Outlook For those who do not follow the relatively arcane world of international stock exchanges, the news that the London Stock Exchange, the grand-daddy of them all, is no longer a Premier League player in its industry may come as a surprise. But that is the truth of the matter: assuming the deal with TMX goes through, the combined operation would still only be the world's seventh-largest bourse.

The LSE has been eclipsed in various ways. Its former chief executive, Clara Furse, spent much of her time in charge fending off takeover attempts from the likes of Nasdaq and Deutsche Börse. Though the LSE has done some deals, notably with its opposite number in Italy, it has not been a part of the major global consolidations. Indeed, its deal with Toronto looked rather parochial yesterday in the context of the breaking news on the New York Stock Exchange and Deutsche.

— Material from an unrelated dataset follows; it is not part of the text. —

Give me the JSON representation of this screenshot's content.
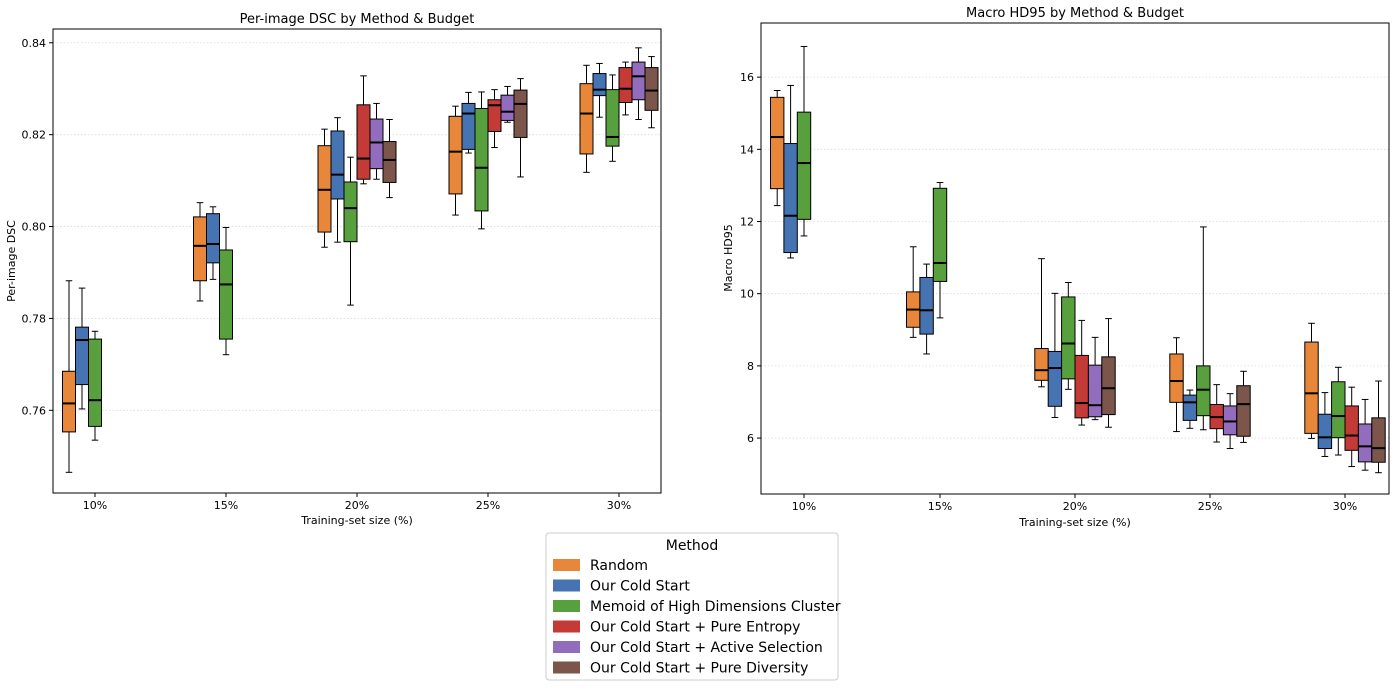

At the other end of the scale, meanwhile, technology-driven new entrants to the market, especially Chi-X, have been steadily eating away at its share of the market. Less than 60 per cent of trades in shares in constituents of the UK's blue chip FTSE 100 Index now take place on the LSE, for example.

Nor has the LSE been quick enough to bring new products to market, particularly in the area of derivatives trading where Xavier Rolet, appointed to drag the company into the future just under two years ago, has still to unveil the fruits of his labour. Clearing has been a major omission too.

That's not to say the LSE has done nothing. Its purchase of the Sri Lankan outfit MillenniumIT has given it capital markets technology which is genuinely second to none – its systems will improve the LSE's own performance and can also be sold to rival exchanges.

Now, however, Mr Rolet appears to be making a bet on something that is a little less modern: thenatural resources sector. The tie-up with the Toronto Stock Exchange will create an entity that is miles ahead of its rivals in terms of listings or mining and resources companies (the deal with the Mongolian Stock Exchange announced last week will help, too). That might not seem very whizz-bang, but in the context of the commodities super-cycle it may prove to be a smart move.

It is certainly a different way to compete with those exchanges that have left the LSE behind. And Mr Rolet deserves credit for his imagination. Will his rivals be worried? Well, talk of a counter bid was rapidly subsumed by the NYSE-Deutsche news. For now, they have bigger fish to fry.